De door [eiser sub 3] gevorderde rente is toewijsbaar vanaf de gevorderde datum (de dag van de dagvaarding). Op die datum was gedaagde in ieder geval in verzuim (artikel 6:119 in samenhang met artikel 6:82 BW). De gevorderde incassokosten zijn daarentegen niet toewijsbaar, omdat er geen aanmaning is ontvangen die voldoet aan de eisen van artikel 6:96 lid 6 BW.
Proceskosten
2.19.
[gedaagde] is de partij die ongelijk krijgt en zij zal daarom in de proceskosten worden veroordeeld. Zowel Lunaria BV als [eiser sub 3] vorderen veroordeling van in de proceskosten.
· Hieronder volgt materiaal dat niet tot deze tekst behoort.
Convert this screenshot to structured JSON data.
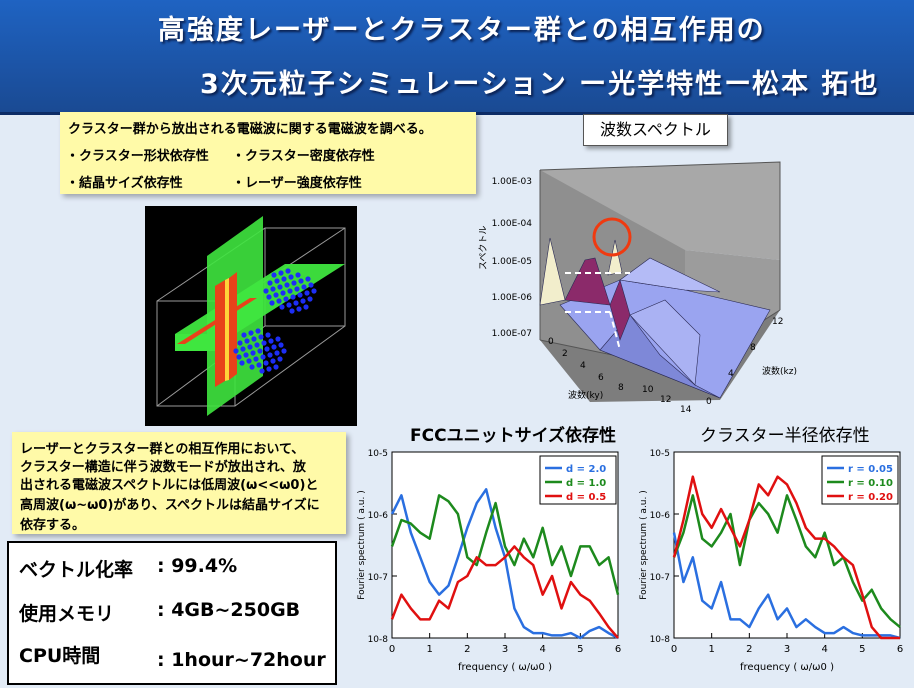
{
  "title": {
    "line1": "高強度レーザーとクラスター群との相互作用の",
    "line2": "3次元粒子シミュレーション ー光学特性ー",
    "author": "松本 拓也"
  },
  "intro_note": {
    "text": "クラスター群から放出される電磁波に関する電磁波を調べる。",
    "items": [
      "・クラスター形状依存性",
      "・クラスター密度依存性",
      "・結晶サイズ依存性",
      "・レーザー強度依存性"
    ]
  },
  "summary_note": {
    "lines": [
      "レーザーとクラスター群との相互作用において、",
      "クラスター構造に伴う波数モードが放出され、放",
      "出される電磁波スペクトルには低周波(ω<<ω0)と",
      "高周波(ω~ω0)があり、スペクトルは結晶サイズに",
      "依存する。"
    ]
  },
  "stats": [
    {
      "label": "ベクトル化率",
      "value": ": 99.4%"
    },
    {
      "label": "使用メモリ",
      "value": ": 4GB~250GB"
    },
    {
      "label": "CPU時間",
      "value": ": 1hour~72hour"
    }
  ],
  "spectrum3d": {
    "title": "波数スペクトル",
    "z_label": "スペクトル",
    "z_ticks": [
      "1.00E-03",
      "1.00E-04",
      "1.00E-05",
      "1.00E-06",
      "1.00E-07"
    ],
    "ky_label": "波数(ky)",
    "ky_ticks": [
      "0",
      "2",
      "4",
      "6",
      "8",
      "10",
      "12",
      "14"
    ],
    "kz_label": "波数(kz)",
    "kz_ticks": [
      "0",
      "4",
      "8",
      "12"
    ],
    "colors": {
      "surface": "#9aa4f0",
      "peak": "#8b2a6a",
      "highlight": "#f03a10"
    }
  },
  "chart_data": [
    {
      "type": "line",
      "title": "FCCユニットサイズ依存性",
      "xlabel": "frequency ( ω/ω0 )",
      "ylabel": "Fourier spectrum ( a.u. )",
      "xlim": [
        0,
        6
      ],
      "ylim": [
        1e-08,
        1e-05
      ],
      "yscale": "log",
      "x_ticks": [
        "0",
        "1",
        "2",
        "3",
        "4",
        "5",
        "6"
      ],
      "y_ticks": [
        "10-5",
        "10-6",
        "10-7",
        "10-8"
      ],
      "legend_position": "top-right",
      "x": [
        0,
        0.25,
        0.5,
        0.75,
        1,
        1.25,
        1.5,
        1.75,
        2,
        2.25,
        2.5,
        2.75,
        3,
        3.25,
        3.5,
        3.75,
        4,
        4.25,
        4.5,
        4.75,
        5,
        5.25,
        5.5,
        5.75,
        6
      ],
      "series": [
        {
          "name": "d = 2.0",
          "color": "#2a6fe0",
          "values": [
            1e-06,
            2e-06,
            5e-07,
            2e-07,
            8e-08,
            5e-08,
            7e-08,
            2e-07,
            6e-07,
            1.5e-06,
            2.5e-06,
            6e-07,
            2e-07,
            3e-08,
            1.5e-08,
            1.2e-08,
            1.2e-08,
            1.1e-08,
            1.1e-08,
            1.2e-08,
            1e-08,
            1.3e-08,
            1.5e-08,
            1.2e-08,
            1e-08
          ]
        },
        {
          "name": "d = 1.0",
          "color": "#1d8a1d",
          "values": [
            3e-07,
            8e-07,
            7e-07,
            5e-07,
            4e-07,
            2e-06,
            1.6e-06,
            1e-06,
            2e-07,
            1.5e-07,
            5e-07,
            1.5e-06,
            3e-07,
            1.5e-07,
            4e-07,
            2e-07,
            6e-07,
            1.5e-07,
            3e-07,
            1e-07,
            3e-07,
            3e-07,
            1.5e-07,
            2e-07,
            5e-08
          ]
        },
        {
          "name": "d = 0.5",
          "color": "#e01010",
          "values": [
            2e-08,
            5e-08,
            3e-08,
            2e-08,
            2e-08,
            4e-08,
            3e-08,
            8e-08,
            1e-07,
            2e-07,
            1.5e-07,
            1.5e-07,
            2e-07,
            3e-07,
            2e-07,
            1.5e-07,
            5e-08,
            1e-07,
            3e-08,
            8e-08,
            5e-08,
            4e-08,
            2.5e-08,
            1.5e-08,
            1e-08
          ]
        }
      ]
    },
    {
      "type": "line",
      "title": "クラスター半径依存性",
      "xlabel": "frequency ( ω/ω0 )",
      "ylabel": "Fourier spectrum ( a.u. )",
      "xlim": [
        0,
        6
      ],
      "ylim": [
        1e-08,
        1e-05
      ],
      "yscale": "log",
      "x_ticks": [
        "0",
        "1",
        "2",
        "3",
        "4",
        "5",
        "6"
      ],
      "y_ticks": [
        "10-5",
        "10-6",
        "10-7",
        "10-8"
      ],
      "legend_position": "top-right",
      "x": [
        0,
        0.25,
        0.5,
        0.75,
        1,
        1.25,
        1.5,
        1.75,
        2,
        2.25,
        2.5,
        2.75,
        3,
        3.25,
        3.5,
        3.75,
        4,
        4.25,
        4.5,
        4.75,
        5,
        5.25,
        5.5,
        5.75,
        6
      ],
      "series": [
        {
          "name": "r = 0.05",
          "color": "#2a6fe0",
          "values": [
            5e-07,
            8e-08,
            2e-07,
            4e-08,
            3e-08,
            8e-08,
            2e-08,
            2e-08,
            1.5e-08,
            3e-08,
            5e-08,
            2e-08,
            3e-08,
            1.5e-08,
            2e-08,
            1.5e-08,
            1.2e-08,
            1.2e-08,
            1.5e-08,
            1.2e-08,
            1.1e-08,
            1.1e-08,
            1.1e-08,
            1.1e-08,
            1e-08
          ]
        },
        {
          "name": "r = 0.10",
          "color": "#1d8a1d",
          "values": [
            2e-07,
            5e-07,
            2e-06,
            4e-07,
            3e-07,
            5e-07,
            1e-06,
            1.5e-07,
            8e-07,
            1.5e-06,
            1e-06,
            5e-07,
            2e-06,
            8e-07,
            3e-07,
            2e-07,
            5e-07,
            1.5e-07,
            2e-07,
            8e-08,
            4e-08,
            6e-08,
            3e-08,
            2e-08,
            1.5e-08
          ]
        },
        {
          "name": "r = 0.20",
          "color": "#e01010",
          "values": [
            2e-07,
            8e-07,
            4e-06,
            1e-06,
            6e-07,
            1.2e-06,
            6e-07,
            3e-07,
            8e-07,
            3e-06,
            2e-06,
            4e-06,
            3e-06,
            1.5e-06,
            6e-07,
            4e-07,
            4e-07,
            3e-07,
            2e-07,
            1.5e-07,
            5e-08,
            1.5e-08,
            1e-08,
            1e-08,
            1e-08
          ]
        }
      ]
    }
  ]
}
Omdat beide partijen bij dezelfde advocaat zijn verschenen en gelijkluidende conclusies hebben genomen, worden de proceskosten van Lunaria BV en [eiser sub 3] samen tot vandaag begroot op:
dagvaarding: € 107,22
griffierecht: € 1.384,00
salaris gemachtigde:

2.490‬,00(5 punten x tarief € 498,00)‬‬
totaal € ‭3.981,22‬‬‬
Dit bedrag zal, zoals gevorderd, worden vermeerderd met de wettelijke rente als bedoeld in artikel 6:119 BW.

3.De beslissing

De kantonrechter,
3.1.
veroordeelt [gedaagde] om € 23.513,06 inclusief btw aan Lunaria BV te betalen, vermeerderd met de wettelijke rente als bedoeld in artikel 6:119 BW met ingang van 30 april 2022 tot de dag van volledige betaling,
3.2.
veroordeelt [gedaagde] om € 2.082,06 inclusief btw aan [eiser sub 3] te betalen, vermeerderd met de wettelijke rente als bedoeld in artikel 6:119 BW met ingang van 19 juli 2022 tot de dag van volledige betaling,
3.3.
veroordeelt [gedaagde] in de proceskosten, die tot vandaag aan de zijde van Lunaria BV en [eiser sub 3] worden begroot op € ‭3.981,22‬, bij gebreke van betaling binnen veertien dagen na betekening van dit vonnis te vermeerderen met de wettelijke rente als bedoeld in artikel 6:119 BW met ingang van de vijftiende dag na betekening tot de dag van volledige betaling,‬‬
3.4.
verklaart dit vonnis uitvoerbaar bij voorraad,
3.5.
wijst het meer of anders gevorderde af.
Dit vonnis is gewezen door mr. R.H.J. Otto en in het openbaar uitgesproken op 30 april 2025.